Chaque jour qui passe nous rapproche de cette rencontre. C’est comme une tempête imminente à l’horizon.

L’air se sent chargé, lourd avec des questions non parlées et une pression de montage.

Michelle reste ignorante, ses jours remplis de petites joies et de défis.

Son rire, un rappel de ce qui est en jeu.

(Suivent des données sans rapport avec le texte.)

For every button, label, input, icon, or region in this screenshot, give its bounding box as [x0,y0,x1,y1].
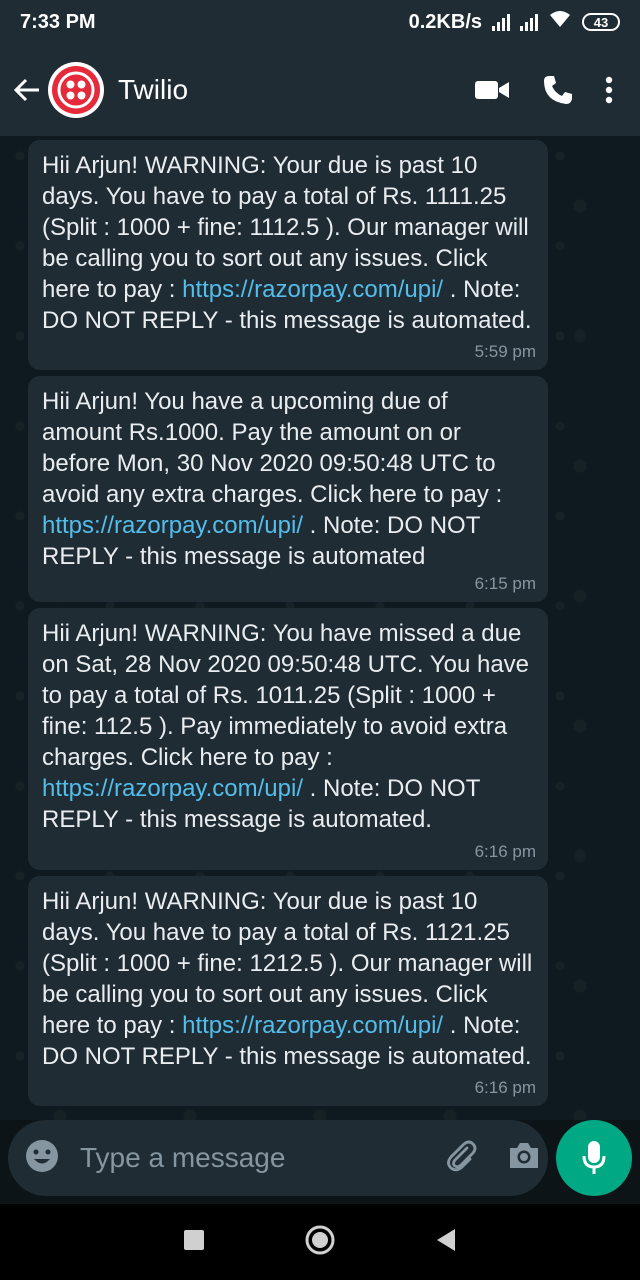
status-bar: 7:33 PM 0.2KB/s 43 [0,0,640,44]
message-bubble[interactable]: Hii Arjun! WARNING: Your due is past 10 … [28,876,548,1106]
signal-icon [520,13,538,31]
network-speed: 0.2KB/s [408,10,482,33]
message-time: 6:15 pm [474,574,536,593]
avatar[interactable] [48,62,104,118]
recents-square-icon[interactable] [183,1229,205,1256]
message-input[interactable] [78,1141,443,1175]
camera-icon[interactable] [507,1141,541,1176]
video-call-icon[interactable] [464,62,520,118]
message-composer [8,1120,548,1196]
back-arrow-icon[interactable] [10,73,44,107]
message-time: 6:16 pm [474,842,536,861]
payment-link[interactable]: https://razorpay.com/upi/ [42,775,303,802]
chat-area[interactable]: Hii Arjun! WARNING: Your due is past 10 … [0,136,640,1120]
emoji-icon[interactable] [24,1138,60,1179]
message-body: Hii Arjun! WARNING: You have missed a du… [42,620,530,771]
message-text: Hii Arjun! You have a upcoming due of am… [42,386,534,572]
chat-header: Twilio [0,44,640,136]
message-text: Hii Arjun! WARNING: Your due is past 10 … [42,150,534,336]
home-circle-icon[interactable] [305,1225,335,1260]
signal-icon [492,13,510,31]
back-triangle-icon[interactable] [435,1228,457,1257]
more-vert-icon[interactable] [594,62,624,118]
message-time: 6:16 pm [474,1078,536,1097]
paperclip-icon[interactable] [443,1138,479,1179]
message-text: Hii Arjun! WARNING: You have missed a du… [42,618,534,835]
phone-icon[interactable] [530,62,586,118]
system-nav-bar [0,1204,640,1280]
microphone-icon[interactable] [556,1120,632,1196]
twilio-logo-icon [52,66,100,114]
battery-icon: 43 [582,13,620,31]
payment-link[interactable]: https://razorpay.com/upi/ [182,276,443,303]
payment-link[interactable]: https://razorpay.com/upi/ [182,1012,443,1039]
message-bubble[interactable]: Hii Arjun! You have a upcoming due of am… [28,376,548,602]
wifi-icon [548,9,572,35]
message-text: Hii Arjun! WARNING: Your due is past 10 … [42,886,534,1072]
message-bubble[interactable]: Hii Arjun! WARNING: Your due is past 10 … [28,140,548,370]
status-icons: 0.2KB/s 43 [409,9,620,35]
message-body: Hii Arjun! You have a upcoming due of am… [42,388,503,508]
message-time: 5:59 pm [474,342,536,361]
status-time: 7:33 PM [20,10,96,33]
message-bubble[interactable]: Hii Arjun! WARNING: You have missed a du… [28,608,548,870]
contact-name[interactable]: Twilio [118,74,464,106]
payment-link[interactable]: https://razorpay.com/upi/ [42,512,303,539]
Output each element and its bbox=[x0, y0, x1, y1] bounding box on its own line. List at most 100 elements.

Pourtant, sous la surface, mon esprit se bat.

Chaque décision que nous avons prise mène à ce point.

Dans les moments tranquilles, je me demande son avenir.

Elle aura le soutien dont elle a besoin ?

Ou le système va-t-il échouer ?

La réunion du panel est un pivot, une chance de solidifier ses soins.

Mais l’incertitude me gronde.

Des conversations avec les médecins me font écho.

Nous sommes optimistes, disent-ils, mais le poids de leurs paroles est lourd.

Chaque interaction ressemble à de l’eau.

Michelle mérite plus que l’incertitude.

Elle mérite un avenir où elle pourra prospérer.

Mais le chemin n’est pas clair.

Et le silence dans notre maison est son propre rappel.